For those following the World Cup, though, that has changed. And the people now with the keenest interest in the West African country are the coaches and players on Korea’s national team. With the quadrennial tournament just a month away, that interest is even more heightened.
Soccer fans now know that the team’s biggest threat is Emmanuel Sheyi Adebayor, its top scorer in the qualifying rounds with 11 goals in 12 matches. Togo’s offense begins and ends with Adebayor, a speedy striker in a basketball player’s body.
They also know that Korea’s key to advancing into the second round is a victory against Togo in both teams’ first match of the round-robin play.

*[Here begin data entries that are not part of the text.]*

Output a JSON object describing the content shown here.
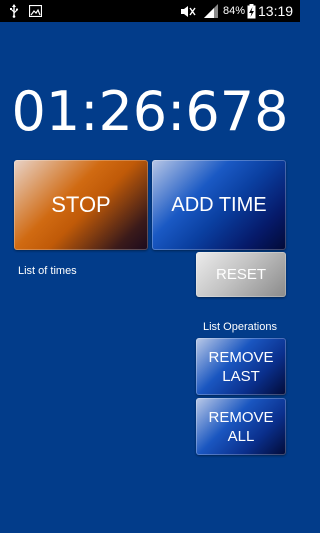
{
  "status_bar": {
    "time": "13:19",
    "battery_percent": "84%",
    "icons": [
      "usb-icon",
      "image-icon",
      "mute-icon",
      "signal-icon",
      "battery-charging-icon"
    ]
  },
  "timer": {
    "display": "01:26:678"
  },
  "buttons": {
    "stop": "STOP",
    "add_time": "ADD TIME",
    "reset": "RESET",
    "remove_last": "REMOVE\nLAST",
    "remove_all": "REMOVE\nALL"
  },
  "labels": {
    "list_of_times": "List of times",
    "list_operations": "List Operations"
  },
  "colors": {
    "background": "#023c8a",
    "stop_accent": "#d06a12",
    "add_accent": "#1a59c4",
    "reset_accent": "#c4c4c4"
  }
}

Although they’re not dismissing the Togolese out of hand, Togo is considered less formidable than Switzerland or France, the other two squads in Korea’s group. To reach the round of 16, Korea will probably have to accumulate at least four points in round-robin play (three points for a win and one for a tie). Those three points, if the national squad can knock off Togo, would go a long way toward finishing first or second in the group.

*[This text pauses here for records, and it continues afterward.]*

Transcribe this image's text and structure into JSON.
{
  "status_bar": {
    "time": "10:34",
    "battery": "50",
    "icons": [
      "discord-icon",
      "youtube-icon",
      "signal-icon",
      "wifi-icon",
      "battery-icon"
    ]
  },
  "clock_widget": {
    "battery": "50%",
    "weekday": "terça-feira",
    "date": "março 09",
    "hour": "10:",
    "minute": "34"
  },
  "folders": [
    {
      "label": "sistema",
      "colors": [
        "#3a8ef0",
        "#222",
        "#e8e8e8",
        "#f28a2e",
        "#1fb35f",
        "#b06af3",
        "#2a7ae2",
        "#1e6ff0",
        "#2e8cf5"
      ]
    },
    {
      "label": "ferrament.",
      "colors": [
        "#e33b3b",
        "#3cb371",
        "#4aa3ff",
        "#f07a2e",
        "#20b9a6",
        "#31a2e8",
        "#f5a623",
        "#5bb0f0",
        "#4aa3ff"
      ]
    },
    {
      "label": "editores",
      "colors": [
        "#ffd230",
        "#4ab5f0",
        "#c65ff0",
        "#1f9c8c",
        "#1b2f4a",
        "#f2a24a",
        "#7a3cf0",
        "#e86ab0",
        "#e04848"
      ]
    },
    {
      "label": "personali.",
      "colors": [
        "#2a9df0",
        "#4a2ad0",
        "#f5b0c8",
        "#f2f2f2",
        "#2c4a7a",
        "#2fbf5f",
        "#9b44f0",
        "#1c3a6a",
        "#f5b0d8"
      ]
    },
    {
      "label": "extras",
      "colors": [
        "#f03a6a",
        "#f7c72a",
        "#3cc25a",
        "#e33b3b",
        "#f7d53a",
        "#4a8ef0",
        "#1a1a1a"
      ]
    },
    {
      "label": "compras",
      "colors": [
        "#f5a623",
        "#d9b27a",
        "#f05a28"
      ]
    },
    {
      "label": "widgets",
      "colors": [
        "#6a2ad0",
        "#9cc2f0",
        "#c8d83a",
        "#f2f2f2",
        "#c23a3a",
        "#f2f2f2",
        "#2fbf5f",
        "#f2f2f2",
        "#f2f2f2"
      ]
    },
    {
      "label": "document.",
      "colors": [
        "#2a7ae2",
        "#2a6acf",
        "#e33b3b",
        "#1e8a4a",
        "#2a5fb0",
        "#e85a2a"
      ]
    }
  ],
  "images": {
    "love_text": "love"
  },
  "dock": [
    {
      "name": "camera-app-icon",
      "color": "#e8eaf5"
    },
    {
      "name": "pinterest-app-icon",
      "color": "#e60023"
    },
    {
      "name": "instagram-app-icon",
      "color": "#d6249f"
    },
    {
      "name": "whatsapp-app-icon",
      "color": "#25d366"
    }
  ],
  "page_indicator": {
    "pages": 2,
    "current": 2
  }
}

A quick glance at a statistic from the 2002 World Cup illustrates the momentum from a victory in a team’s first match. Four years ago, Turkey was the only team that lost its first game and still advanced to the round of 16.
What must Korea do to get that important win?
Adebayor is the key, although Togo’s forward Adekambi Olufade and midfielder Junior Senaya are also threats. The Korean defenders’ goal should be to contain Adebayor and essentially dare the others to beat them.
Togo’s defense is somewhat suspect, but the new national team head coach, Otto Pfister, is expected to bring solid defenders who hold dual French and Togolese citizenship and are thus eligible to play for Togo. They include Kodjo Afanou, a starting defender for the second-best French club Bordeaux, and Valerien Ismael, a starter with the top German team Bayern Munich. Their presence could change the complexion of Togo’s defense.
But it’s unlikely that when the World Cup gets underway, the new additions will have had enough time to mesh completely with the other players, thus giving Korean players a lack of cohesion to exploit.